The fundamental fact that underlies homology is that the boundary of a boundary is zero. This can be easily checked on simplices, so it must hold for any chain. For example, each edge in the boundary of the boundary of a tetrahedron occurs exactly twice, on two adjacent triangular faces, giving coefficient 0 mod 2.

This means in particular that the space consisting of all the boundaries of some $(k+1)$-chain is a subspace of all the $k$-chains with boundary zero. This lets us define the $k$-th homology vector space $H_k^{\epsilon}(X)$ as a quotient space: in $C_k^{\epsilon}(X)$ take the vector subspace consisting of all $k$-chains with boundary 0, and divide by the subspace made up of all the boundaries of some $(k+1)$-chain. So in the quotient we identify two $k$-cycles if their sum is the boundary of a $(k+1)$-chain; in particular, if a cycle itself is a boundary, it gets identified to 0. Roughly speaking, $H_k^{\epsilon}(X)$ keeps track of the $k$-cycles in $X^{\epsilon}$ which are not boundaries of anything.

In this rough sense, $H_1^{\epsilon}(X)$ records polygons with no interior—”holes,” as the authors call them. $H_2^{\epsilon}(X)$ records empty polyhedral surfaces, or “voids”. Meanwhile, $H_0^{\epsilon}(X)$ records pairs of points that lie in different connected components of $X^{\epsilon}$.

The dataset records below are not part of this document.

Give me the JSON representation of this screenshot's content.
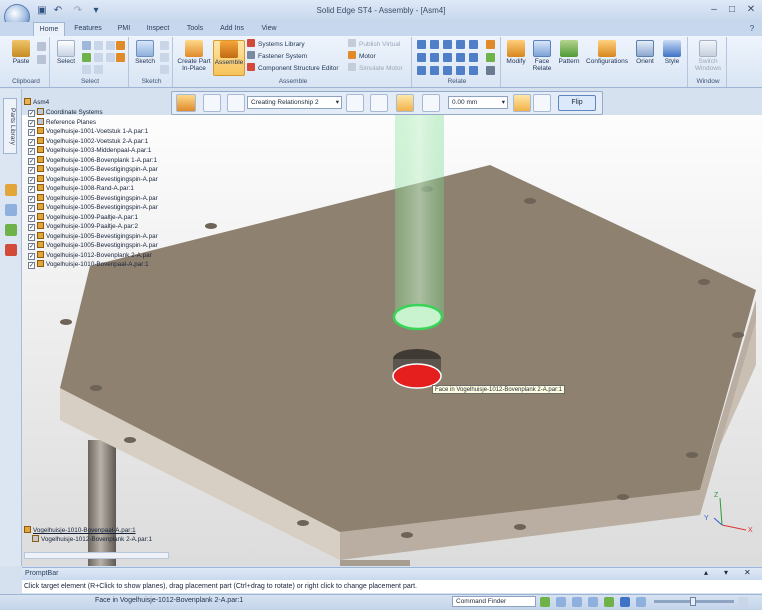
{
  "window": {
    "title": "Solid Edge ST4 - Assembly - [Asm4]",
    "help_icon": "?"
  },
  "tabs": [
    "Home",
    "Features",
    "PMI",
    "Inspect",
    "Tools",
    "Add Ins",
    "View"
  ],
  "ribbon": {
    "groups": {
      "clipboard": "Clipboard",
      "select": "Select",
      "sketch": "Sketch",
      "assemble": "Assemble",
      "relate": "Relate",
      "window": "Window"
    },
    "buttons": {
      "paste": "Paste",
      "select": "Select",
      "sketch": "Sketch",
      "create_part_line1": "Create Part",
      "create_part_line2": "In-Place",
      "assemble": "Assemble",
      "systems_library": "Systems Library",
      "fastener_system": "Fastener System",
      "component_structure_editor": "Component Structure Editor",
      "publish_virtual": "Publish Virtual",
      "motor": "Motor",
      "simulate_motor": "Simulate Motor",
      "modify": "Modify",
      "face_relate": "Face Relate",
      "pattern": "Pattern",
      "configurations": "Configurations",
      "orient": "Orient",
      "style": "Style",
      "switch_windows_line1": "Switch",
      "switch_windows_line2": "Windows"
    }
  },
  "sidebar": {
    "parts_library": "Parts Library"
  },
  "tree": {
    "root": "Asm4",
    "items": [
      "Coordinate Systems",
      "Reference Planes",
      "Vogelhuisje-1001-Voetstuk 1-A.par:1",
      "Vogelhuisje-1002-Voetstuk 2-A.par:1",
      "Vogelhuisje-1003-Middenpaal-A.par:1",
      "Vogelhuisje-1006-Bovenplank 1-A.par:1",
      "Vogelhuisje-1005-Bevestigingspin-A.par",
      "Vogelhuisje-1005-Bevestigingspin-A.par",
      "Vogelhuisje-1008-Rand-A.par:1",
      "Vogelhuisje-1005-Bevestigingspin-A.par",
      "Vogelhuisje-1005-Bevestigingspin-A.par",
      "Vogelhuisje-1009-Paaltje-A.par:1",
      "Vogelhuisje-1009-Paaltje-A.par:2",
      "Vogelhuisje-1005-Bevestigingspin-A.par",
      "Vogelhuisje-1005-Bevestigingspin-A.par",
      "Vogelhuisje-1012-Bovenplank 2-A.par",
      "Vogelhuisje-1010-Bovenpaal-A.par:1"
    ],
    "lower_items": [
      "Vogelhuisje-1010-Bovenpaal-A.par:1",
      "Vogelhuisje-1012-Bovenplank 2-A.par:1"
    ]
  },
  "command_bar": {
    "relationship": "Creating Relationship 2",
    "offset": "0.00 mm",
    "flip": "Flip"
  },
  "viewport": {
    "tooltip": "Face in Vogelhuisje-1012-Bovenplank 2-A.par:1"
  },
  "prompt": {
    "title": "PromptBar",
    "text": "Click target element (R+Click to show planes), drag placement part (Ctrl+drag to rotate) or right click to change placement part."
  },
  "status": {
    "text": "Face in Vogelhuisje-1012-Bovenplank 2-A.par:1",
    "command_finder": "Command Finder"
  },
  "colors": {
    "accent": "#f0a020",
    "plate": "#8f8170",
    "highlight_green": "#57d66a",
    "highlight_red": "#e51e1e"
  }
}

Persistence appears as a phenomenon when we vary $\epsilon$. Suppose two points $1$ and $2$ are at distance $\delta$ which is greater than our chosen parameter $\epsilon$. Then the chain $\langle 1\rangle$ + $\langle 2\rangle$ in $C_0^{\epsilon}(X)$ is a 0-cycle which is not a boundary, and so represents a 0-dimensional homology class in $H_0^{\epsilon}(X)$. But if we increase $\epsilon$ until it is larger than the distance $\delta$, the chain $\langle 1\rangle$ + $\langle 2\rangle$ becomes the boundary of the 1-simplex $\langle 12\rangle$. That is, its homology class is now zero. The original class has not persisted. Here is a more elaborate example.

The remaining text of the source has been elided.